Poroshenko controlled at least six offshore shell companies handling tens of millions of dollars in transactions, including luxury furniture for his home and expensive art.
The companies banked at Austria’s Raiffeisen Bank International, which listed Poroshenko’s longtime employee as their owner.
Another 11 offshore companies banking at Raiffeisen also had ties to Poroshenko’s business empire.
In the early 2010s, Petro Poroshenko — a billionaire who had just served a stint as Ukraine’s foreign minister, and would later be elected president — built a palatial estate for himself outside Kyiv. He just needed furnishings to match his new home’s grandeur.
Using an offshore company based in the British Virgin Islands called Vernon Holdings, Poroshenko and his wife, Maryna, proceeded to purchase over $100,000 worth of plush fittings from luxury Italian furniture-makers between 2009 and 2012, according to invoices and other documents viewed by OCCRP.
According to documents leaked in 2019 by anti-corruption “hacktivists,” Poroshenko’s family controlled the company. He was also the beneficiary of an insurance policy issued to Vernon. But you would never know it to look at the records of Austria’s Raiffeisen Bank International, where the offshore kept its accounts. Instead of Poroshenko, the bank listed his employee and longtime business associate, Sergiy Zaitsev, as the beneficiary.
That was just the beginning. Drawing on banking records, correspondence, invoices, and other documents, an OCCRP investigation has found that Raiffeisen — Austria’s second largest bank by assets — allowed Poroshenko to use Zaitsev to mask his control of at least six offshore companies used to fund business activities and personal dealings, including multimillion-dollar art purchases.
Raiffeisen identified Zaitsev as the beneficial owner of most of these companies, and he signed company documents for others — even as they handled tens of millions of dollars for Poroshenko before and during his presidency, according to emails and documents obtained by OCCRP.
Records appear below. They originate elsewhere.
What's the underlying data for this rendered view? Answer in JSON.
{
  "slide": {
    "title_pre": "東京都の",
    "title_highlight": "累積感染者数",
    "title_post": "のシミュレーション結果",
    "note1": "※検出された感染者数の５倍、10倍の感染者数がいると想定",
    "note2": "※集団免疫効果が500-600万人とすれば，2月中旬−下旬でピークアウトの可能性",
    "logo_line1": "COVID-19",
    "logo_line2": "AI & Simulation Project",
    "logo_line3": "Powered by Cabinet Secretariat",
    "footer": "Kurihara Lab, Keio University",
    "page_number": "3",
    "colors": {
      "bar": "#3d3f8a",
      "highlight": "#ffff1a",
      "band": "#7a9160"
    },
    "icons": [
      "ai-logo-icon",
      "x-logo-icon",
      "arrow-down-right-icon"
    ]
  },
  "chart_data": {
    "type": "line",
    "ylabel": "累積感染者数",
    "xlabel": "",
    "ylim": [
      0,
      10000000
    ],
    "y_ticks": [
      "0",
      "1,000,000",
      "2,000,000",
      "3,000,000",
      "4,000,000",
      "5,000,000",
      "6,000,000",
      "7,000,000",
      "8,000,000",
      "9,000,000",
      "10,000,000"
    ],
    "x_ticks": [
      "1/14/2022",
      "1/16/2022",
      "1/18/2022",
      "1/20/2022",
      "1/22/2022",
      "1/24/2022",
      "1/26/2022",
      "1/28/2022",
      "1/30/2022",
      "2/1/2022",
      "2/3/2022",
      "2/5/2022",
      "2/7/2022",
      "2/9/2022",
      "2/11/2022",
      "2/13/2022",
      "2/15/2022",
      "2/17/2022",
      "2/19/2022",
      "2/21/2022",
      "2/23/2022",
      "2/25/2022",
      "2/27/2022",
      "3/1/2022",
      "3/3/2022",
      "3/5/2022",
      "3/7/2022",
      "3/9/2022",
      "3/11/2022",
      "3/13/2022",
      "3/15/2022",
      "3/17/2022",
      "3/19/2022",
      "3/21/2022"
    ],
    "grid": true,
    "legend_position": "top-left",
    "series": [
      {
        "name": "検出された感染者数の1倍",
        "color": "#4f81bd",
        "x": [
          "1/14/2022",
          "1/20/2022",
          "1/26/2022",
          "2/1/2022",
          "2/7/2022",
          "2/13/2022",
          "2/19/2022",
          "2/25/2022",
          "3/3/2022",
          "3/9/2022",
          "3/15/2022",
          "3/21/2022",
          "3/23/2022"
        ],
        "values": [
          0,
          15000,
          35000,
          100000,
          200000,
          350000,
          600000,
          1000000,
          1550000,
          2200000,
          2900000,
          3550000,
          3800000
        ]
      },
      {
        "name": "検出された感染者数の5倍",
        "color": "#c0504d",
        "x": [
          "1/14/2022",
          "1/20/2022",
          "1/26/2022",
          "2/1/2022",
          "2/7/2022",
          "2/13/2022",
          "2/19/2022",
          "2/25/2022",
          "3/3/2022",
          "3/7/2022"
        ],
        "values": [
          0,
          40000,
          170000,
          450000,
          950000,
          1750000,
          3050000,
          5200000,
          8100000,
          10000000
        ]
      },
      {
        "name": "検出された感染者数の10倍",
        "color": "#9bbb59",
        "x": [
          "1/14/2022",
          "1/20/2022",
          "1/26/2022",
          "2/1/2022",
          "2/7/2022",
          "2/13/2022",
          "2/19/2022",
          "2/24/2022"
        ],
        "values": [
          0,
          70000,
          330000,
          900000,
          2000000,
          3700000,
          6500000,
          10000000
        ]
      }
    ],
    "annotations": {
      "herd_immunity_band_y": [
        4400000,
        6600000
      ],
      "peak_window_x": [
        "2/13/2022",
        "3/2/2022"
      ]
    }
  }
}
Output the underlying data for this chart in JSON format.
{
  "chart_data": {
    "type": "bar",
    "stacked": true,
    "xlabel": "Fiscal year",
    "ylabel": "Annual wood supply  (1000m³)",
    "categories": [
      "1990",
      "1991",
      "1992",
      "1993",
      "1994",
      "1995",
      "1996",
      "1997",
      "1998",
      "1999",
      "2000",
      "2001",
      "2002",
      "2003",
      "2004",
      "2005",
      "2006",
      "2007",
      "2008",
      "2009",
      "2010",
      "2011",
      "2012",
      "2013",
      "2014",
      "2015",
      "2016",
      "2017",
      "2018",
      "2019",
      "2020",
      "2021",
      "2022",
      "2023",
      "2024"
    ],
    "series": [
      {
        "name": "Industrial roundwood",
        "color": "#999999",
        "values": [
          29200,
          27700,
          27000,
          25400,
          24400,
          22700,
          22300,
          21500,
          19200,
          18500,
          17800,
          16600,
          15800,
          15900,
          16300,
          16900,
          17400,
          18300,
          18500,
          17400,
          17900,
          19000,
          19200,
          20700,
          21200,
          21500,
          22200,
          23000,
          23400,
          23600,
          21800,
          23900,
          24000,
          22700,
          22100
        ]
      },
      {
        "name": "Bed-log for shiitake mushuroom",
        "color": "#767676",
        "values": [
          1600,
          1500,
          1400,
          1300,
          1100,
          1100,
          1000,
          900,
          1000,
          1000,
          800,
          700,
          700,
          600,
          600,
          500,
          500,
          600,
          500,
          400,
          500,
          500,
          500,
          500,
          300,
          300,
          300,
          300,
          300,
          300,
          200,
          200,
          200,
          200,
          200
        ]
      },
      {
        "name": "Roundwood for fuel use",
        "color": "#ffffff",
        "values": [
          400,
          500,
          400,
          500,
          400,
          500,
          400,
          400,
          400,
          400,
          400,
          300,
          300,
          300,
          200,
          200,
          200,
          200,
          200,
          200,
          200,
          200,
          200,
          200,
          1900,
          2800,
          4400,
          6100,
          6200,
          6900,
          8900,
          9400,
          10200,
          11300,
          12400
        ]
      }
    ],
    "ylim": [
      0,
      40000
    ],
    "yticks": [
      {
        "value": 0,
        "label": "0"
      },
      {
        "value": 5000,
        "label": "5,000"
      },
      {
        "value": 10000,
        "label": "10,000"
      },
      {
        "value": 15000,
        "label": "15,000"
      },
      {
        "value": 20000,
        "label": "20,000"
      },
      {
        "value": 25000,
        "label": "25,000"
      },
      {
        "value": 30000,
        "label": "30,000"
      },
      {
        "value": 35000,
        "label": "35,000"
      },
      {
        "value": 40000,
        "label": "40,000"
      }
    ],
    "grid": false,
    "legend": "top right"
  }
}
In 2018, Austria’s Financial Market Authority (FMA) fined Raiffeisen 2.75 million euros for “inadequate checking of the identity of the beneficial owner and failure to regularly update the necessary documents, data and information required to be able to understand ownership and control structures with regard to high-risk customers in specific individual cases.” But the FMA did not specify which of Raiffeisen’s high-risk customers had been wrongly identified. In December 2019, Austria’s Supreme Administrative Court overturned the fine.
Poroshenko has held a variety of political positions since 1998 — including member of parliament, chairman of the Council of the National Bank of Ukraine, and foreign minister — all while building a business empire and fortune estimated to be worth over $1 billion.
After becoming president following the Euromaidan revolution in late 2013 and early 2014, Poroshenko sought to portray himself as a reformer transforming one of Europe’s most corrupt countries. But he has been criticized for failing to tackle Ukraine’s entrenched oligarchy and — even prior to these revelations — for personal corruption as well.
In response to an emailed request for comment from OCCRP, legal advisers to Poroshenko said he had nothing to do with any of the companies.
“Petro Poroshenko is not and was not a shareholder, UBO or officer of any of the companies,” they said in a response signed, “Group of legal advisers of Petro Poroshenko for the protection of reputation from spreading fake news and biased investigations.”
Zaitsev did not respond to requests for comment, but in a 2016 interview with Interfax Ukraine, he denied owning Intraco Ltd on behalf of Poroshenko. “Put simply, I had, have, and God willing, will have my own business interests and projects, for which I created a number of companies,” he said.